アレックス・ロス著/柿沼敏江訳「20世紀を語る音楽」(みすず書房)P240

人が成長するにマイナス要因は必須。そして、才能あるものには賛否が両論であることをこのことが物語る。世界は二元なり。
ちなみに、「プラウダ紙」の真意は何だったのか?

ともかく誰かから始めなくてはいけなかった。ショスタコーヴィチはいちばん有名で、彼に対する攻撃はすぐに反響を呼ぶし、音楽やその他の領域で彼を模倣しようとする者を驚かせ、注目させる。
~同上書P240

ショスタコーヴィチはいわばスケープゴートだったのである。人事(ひとごと)というのは真に愚かしい。

ショスタコーヴィチ:
・交響曲第1番ヘ短調作品10(1994.9&10録音)
・交響曲第2番ロ長調作品14「10月革命に捧げる」(1995.1録音)
・交響曲第3番変ホ長調「メーデー」(1994.9&10録音)
ケルン放送合唱団
ルドルフ・バルシャイ指揮ケルン放送交響楽団

作曲家にとって最初の交響曲は重要だ。ショスタコーヴィチの場合、それはあまりに独創的で斬新で、聴く者の心をとらえて離さなかった。当時の巨匠たち、すなわちブルーノ・ワルターやアルトゥーロ・トスカニーニ、あるいはアルバン・ベルクらがこぞって賞賛しただけある。
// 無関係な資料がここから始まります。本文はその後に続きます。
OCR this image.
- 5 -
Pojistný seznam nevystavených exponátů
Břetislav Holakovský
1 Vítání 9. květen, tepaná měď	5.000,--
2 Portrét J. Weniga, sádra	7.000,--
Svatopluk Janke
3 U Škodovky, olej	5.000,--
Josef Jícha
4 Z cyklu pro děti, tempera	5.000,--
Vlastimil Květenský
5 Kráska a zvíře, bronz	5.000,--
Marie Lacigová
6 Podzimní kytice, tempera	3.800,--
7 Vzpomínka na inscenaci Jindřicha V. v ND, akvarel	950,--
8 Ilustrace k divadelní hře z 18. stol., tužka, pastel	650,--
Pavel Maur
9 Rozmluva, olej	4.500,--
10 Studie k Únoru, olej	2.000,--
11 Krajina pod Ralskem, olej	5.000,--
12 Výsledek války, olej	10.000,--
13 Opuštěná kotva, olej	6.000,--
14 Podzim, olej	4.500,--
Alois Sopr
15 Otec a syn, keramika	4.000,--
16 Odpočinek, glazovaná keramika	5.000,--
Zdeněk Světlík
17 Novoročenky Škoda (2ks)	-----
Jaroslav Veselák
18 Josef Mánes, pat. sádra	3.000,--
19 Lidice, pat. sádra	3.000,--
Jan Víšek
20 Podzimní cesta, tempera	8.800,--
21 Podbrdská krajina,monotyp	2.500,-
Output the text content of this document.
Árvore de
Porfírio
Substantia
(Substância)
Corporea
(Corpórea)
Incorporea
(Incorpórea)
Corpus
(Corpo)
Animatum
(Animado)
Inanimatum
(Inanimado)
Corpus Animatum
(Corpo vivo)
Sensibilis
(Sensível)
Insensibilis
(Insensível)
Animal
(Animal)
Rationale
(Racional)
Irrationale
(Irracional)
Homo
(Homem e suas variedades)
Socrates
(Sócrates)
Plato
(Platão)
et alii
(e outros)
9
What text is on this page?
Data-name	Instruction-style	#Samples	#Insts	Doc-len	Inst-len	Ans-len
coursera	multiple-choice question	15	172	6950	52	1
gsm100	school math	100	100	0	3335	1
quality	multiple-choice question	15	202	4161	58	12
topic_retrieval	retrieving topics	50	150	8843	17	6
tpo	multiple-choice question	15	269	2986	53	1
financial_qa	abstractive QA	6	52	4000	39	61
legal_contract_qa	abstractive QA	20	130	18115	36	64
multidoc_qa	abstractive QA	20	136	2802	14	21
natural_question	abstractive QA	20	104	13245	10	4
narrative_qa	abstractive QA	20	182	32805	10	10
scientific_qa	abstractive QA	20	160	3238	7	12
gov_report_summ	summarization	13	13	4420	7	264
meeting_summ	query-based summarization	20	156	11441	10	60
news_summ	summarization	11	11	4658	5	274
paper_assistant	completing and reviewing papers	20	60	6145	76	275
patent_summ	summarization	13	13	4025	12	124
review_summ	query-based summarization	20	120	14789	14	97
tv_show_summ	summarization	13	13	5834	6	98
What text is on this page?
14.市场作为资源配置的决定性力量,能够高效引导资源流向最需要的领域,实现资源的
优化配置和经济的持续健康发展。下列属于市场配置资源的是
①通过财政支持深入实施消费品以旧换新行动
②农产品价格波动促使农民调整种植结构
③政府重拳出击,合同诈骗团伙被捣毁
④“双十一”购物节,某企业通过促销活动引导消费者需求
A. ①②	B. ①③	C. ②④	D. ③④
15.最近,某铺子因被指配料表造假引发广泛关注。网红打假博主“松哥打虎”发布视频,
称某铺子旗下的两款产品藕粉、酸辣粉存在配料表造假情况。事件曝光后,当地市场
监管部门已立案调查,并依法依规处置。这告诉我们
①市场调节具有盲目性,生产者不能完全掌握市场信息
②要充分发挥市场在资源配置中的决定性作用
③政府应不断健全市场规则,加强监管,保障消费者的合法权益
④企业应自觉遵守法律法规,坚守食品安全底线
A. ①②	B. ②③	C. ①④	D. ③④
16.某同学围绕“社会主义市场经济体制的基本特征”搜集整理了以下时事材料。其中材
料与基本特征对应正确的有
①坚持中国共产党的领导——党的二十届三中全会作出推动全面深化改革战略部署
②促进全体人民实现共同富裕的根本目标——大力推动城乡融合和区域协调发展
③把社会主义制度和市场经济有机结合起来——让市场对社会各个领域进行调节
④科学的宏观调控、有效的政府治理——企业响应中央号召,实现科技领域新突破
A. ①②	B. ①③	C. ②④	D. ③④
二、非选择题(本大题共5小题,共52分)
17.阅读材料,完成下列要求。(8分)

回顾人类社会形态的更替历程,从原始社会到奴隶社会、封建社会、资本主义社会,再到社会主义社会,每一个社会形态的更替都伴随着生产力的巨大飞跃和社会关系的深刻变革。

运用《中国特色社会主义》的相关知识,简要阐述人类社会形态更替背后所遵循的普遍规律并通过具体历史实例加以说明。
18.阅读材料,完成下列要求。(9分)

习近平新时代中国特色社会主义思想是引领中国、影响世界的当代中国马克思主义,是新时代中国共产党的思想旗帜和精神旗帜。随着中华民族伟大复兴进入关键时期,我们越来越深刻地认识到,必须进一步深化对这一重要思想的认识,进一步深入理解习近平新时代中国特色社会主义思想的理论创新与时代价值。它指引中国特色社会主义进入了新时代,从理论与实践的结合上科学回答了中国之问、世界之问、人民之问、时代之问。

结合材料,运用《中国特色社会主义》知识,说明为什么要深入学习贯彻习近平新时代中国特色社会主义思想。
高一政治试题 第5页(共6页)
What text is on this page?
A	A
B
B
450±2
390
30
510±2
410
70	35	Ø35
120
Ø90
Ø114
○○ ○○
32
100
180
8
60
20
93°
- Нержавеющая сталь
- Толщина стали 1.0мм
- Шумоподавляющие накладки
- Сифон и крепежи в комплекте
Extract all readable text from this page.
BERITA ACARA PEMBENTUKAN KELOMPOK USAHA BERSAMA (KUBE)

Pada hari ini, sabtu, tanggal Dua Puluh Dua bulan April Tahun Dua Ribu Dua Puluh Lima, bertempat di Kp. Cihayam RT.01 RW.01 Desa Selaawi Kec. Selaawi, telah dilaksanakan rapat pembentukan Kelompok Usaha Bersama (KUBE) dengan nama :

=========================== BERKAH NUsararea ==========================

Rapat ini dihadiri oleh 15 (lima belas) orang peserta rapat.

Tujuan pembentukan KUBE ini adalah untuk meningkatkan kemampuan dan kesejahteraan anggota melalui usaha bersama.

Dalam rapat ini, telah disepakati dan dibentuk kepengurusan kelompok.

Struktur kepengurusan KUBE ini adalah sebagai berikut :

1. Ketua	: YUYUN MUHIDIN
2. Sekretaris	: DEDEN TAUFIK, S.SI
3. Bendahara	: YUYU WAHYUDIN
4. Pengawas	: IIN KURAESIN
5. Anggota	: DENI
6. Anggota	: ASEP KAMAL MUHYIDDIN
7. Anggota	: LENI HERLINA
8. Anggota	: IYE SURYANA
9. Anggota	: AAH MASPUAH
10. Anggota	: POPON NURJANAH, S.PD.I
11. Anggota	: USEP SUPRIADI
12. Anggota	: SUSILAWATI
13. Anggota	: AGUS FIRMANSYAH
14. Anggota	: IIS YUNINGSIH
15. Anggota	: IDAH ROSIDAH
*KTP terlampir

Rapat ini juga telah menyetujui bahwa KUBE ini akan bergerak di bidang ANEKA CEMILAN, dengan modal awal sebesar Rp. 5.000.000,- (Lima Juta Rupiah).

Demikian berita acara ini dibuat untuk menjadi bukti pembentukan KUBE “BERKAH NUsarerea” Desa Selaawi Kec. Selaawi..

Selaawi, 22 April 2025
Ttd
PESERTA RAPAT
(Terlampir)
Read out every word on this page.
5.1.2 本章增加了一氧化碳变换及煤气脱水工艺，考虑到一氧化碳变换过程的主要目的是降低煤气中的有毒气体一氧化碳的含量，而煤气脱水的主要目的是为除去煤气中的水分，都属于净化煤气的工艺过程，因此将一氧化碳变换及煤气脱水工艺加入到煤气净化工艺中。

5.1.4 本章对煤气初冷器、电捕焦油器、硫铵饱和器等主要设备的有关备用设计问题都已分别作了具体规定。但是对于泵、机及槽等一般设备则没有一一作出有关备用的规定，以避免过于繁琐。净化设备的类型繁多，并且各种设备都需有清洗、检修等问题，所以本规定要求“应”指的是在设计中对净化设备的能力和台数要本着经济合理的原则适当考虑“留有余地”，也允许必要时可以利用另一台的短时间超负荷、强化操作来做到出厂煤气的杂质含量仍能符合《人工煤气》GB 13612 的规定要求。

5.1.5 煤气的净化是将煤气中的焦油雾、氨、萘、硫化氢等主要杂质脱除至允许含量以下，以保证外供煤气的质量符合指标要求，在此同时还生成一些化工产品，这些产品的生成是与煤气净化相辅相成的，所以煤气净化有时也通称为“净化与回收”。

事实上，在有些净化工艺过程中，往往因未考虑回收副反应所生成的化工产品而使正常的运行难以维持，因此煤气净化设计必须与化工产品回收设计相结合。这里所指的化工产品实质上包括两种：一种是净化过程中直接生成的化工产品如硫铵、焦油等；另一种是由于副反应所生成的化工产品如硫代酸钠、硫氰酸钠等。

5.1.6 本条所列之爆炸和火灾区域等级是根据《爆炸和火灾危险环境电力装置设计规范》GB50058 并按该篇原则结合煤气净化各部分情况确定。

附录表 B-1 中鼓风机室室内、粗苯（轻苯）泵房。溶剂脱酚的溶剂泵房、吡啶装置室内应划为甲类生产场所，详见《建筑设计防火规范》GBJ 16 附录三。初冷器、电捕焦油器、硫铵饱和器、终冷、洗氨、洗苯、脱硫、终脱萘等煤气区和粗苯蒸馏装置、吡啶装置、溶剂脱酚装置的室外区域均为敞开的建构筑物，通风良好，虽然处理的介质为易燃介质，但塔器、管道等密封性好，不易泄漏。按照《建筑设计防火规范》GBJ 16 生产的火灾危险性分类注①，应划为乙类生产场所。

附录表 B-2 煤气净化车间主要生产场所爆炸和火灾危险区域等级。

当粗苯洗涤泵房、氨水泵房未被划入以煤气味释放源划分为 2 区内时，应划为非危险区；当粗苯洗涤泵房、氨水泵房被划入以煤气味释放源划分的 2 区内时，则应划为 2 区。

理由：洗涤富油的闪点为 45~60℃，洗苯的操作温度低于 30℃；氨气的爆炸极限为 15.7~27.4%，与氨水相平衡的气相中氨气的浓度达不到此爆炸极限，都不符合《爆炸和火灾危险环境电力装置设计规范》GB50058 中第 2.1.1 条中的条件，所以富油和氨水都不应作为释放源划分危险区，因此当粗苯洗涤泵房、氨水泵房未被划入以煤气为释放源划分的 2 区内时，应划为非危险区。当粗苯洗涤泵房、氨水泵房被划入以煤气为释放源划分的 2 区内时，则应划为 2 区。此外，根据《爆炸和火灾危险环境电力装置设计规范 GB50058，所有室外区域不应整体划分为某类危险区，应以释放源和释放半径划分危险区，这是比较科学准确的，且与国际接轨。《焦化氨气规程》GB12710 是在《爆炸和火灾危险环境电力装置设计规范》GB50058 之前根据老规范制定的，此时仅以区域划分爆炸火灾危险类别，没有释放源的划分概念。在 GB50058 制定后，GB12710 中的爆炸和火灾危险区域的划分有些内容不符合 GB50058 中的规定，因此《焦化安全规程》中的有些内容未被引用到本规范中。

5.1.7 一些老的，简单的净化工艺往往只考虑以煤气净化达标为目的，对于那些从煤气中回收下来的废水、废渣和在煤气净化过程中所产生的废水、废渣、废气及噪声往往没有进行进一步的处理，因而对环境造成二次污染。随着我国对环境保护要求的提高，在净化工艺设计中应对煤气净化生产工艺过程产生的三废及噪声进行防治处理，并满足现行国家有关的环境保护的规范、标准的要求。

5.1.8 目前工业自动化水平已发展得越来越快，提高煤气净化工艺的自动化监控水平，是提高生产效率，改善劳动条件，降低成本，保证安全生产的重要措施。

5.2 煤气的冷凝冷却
ルドルフ・バルシャイの正統なショスタコーヴィチ解釈に感無量。
アレクサンドル・グラズノフらが否定した、あまりに前衛的な楽曲冒頭こそが青年ショスタコーヴィチの挑戦。とはいえ、この演奏の白眉は間違いなく第3楽章レントにある。何という濃厚なエロス。「トリスタン」が木魂するこの音楽の根底には、作曲者の愛と死への憧憬がある。

第2番&第3番についてはまたいつか・・・。